Measuring success: what good looks like after six months
The right metrics for a peak shaving deployment are not simply "peak demand fell" — the comparison baseline matters. Meaningful benchmarks include: the ratio of peak demand to average demand across the billing month (a healthy managed depot should see a ratio below 1.4:1; unmanaged depots often run 2.5:1 or higher during electrification ramp-up); the percentage of vehicles meeting departure SoC targets (100% is the floor — any shortfall indicates the demand constraint is too tight and needs re-parameterising); and the monthly Leistungspreis invoice line versus the pre-EV baseline.

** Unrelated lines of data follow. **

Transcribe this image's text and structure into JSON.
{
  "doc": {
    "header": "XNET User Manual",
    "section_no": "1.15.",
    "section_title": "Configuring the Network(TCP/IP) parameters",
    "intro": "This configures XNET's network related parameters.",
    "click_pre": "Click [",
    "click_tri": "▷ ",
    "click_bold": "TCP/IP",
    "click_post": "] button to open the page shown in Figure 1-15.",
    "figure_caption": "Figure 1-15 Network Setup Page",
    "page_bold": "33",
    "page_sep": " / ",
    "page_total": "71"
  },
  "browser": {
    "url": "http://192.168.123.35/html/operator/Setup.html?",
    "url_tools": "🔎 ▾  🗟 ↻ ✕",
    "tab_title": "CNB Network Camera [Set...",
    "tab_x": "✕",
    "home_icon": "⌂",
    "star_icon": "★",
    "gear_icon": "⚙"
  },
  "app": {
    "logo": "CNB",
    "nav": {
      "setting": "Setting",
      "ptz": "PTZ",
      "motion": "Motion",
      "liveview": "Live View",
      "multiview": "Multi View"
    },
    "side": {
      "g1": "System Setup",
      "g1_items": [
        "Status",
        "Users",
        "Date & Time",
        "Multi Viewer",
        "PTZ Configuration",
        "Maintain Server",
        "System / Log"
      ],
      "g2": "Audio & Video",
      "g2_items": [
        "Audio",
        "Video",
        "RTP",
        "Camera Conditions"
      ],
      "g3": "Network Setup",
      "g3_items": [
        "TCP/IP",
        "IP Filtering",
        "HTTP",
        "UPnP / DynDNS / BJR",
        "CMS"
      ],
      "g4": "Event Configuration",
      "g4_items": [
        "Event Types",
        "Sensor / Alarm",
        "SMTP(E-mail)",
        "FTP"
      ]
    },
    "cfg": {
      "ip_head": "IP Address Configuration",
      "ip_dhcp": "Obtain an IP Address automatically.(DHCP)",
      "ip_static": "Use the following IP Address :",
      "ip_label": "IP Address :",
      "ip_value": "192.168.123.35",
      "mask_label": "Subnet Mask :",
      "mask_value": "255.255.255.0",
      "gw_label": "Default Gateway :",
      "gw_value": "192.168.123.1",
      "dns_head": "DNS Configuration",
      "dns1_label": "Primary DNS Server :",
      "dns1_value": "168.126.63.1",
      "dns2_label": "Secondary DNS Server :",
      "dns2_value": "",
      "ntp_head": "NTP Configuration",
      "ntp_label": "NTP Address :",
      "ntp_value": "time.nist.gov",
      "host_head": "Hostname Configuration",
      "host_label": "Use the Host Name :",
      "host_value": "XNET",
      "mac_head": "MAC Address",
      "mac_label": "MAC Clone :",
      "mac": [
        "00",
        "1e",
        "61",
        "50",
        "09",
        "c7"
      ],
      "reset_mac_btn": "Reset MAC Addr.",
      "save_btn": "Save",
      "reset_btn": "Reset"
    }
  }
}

Depots that instrument their demand management correctly typically see the Leistungspreis contribution fall from 40–50% of total electricity cost back to the 25–30% range characteristic of non-EV industrial consumers, while adding the EV energy consumption at a lower average kWh rate due to overnight tariff optimisation. The combination delivers the 20–35% total electricity cost reduction that is achievable with this approach — not from any single lever, but from flattening demand charges and shifting energy to cheaper hours simultaneously.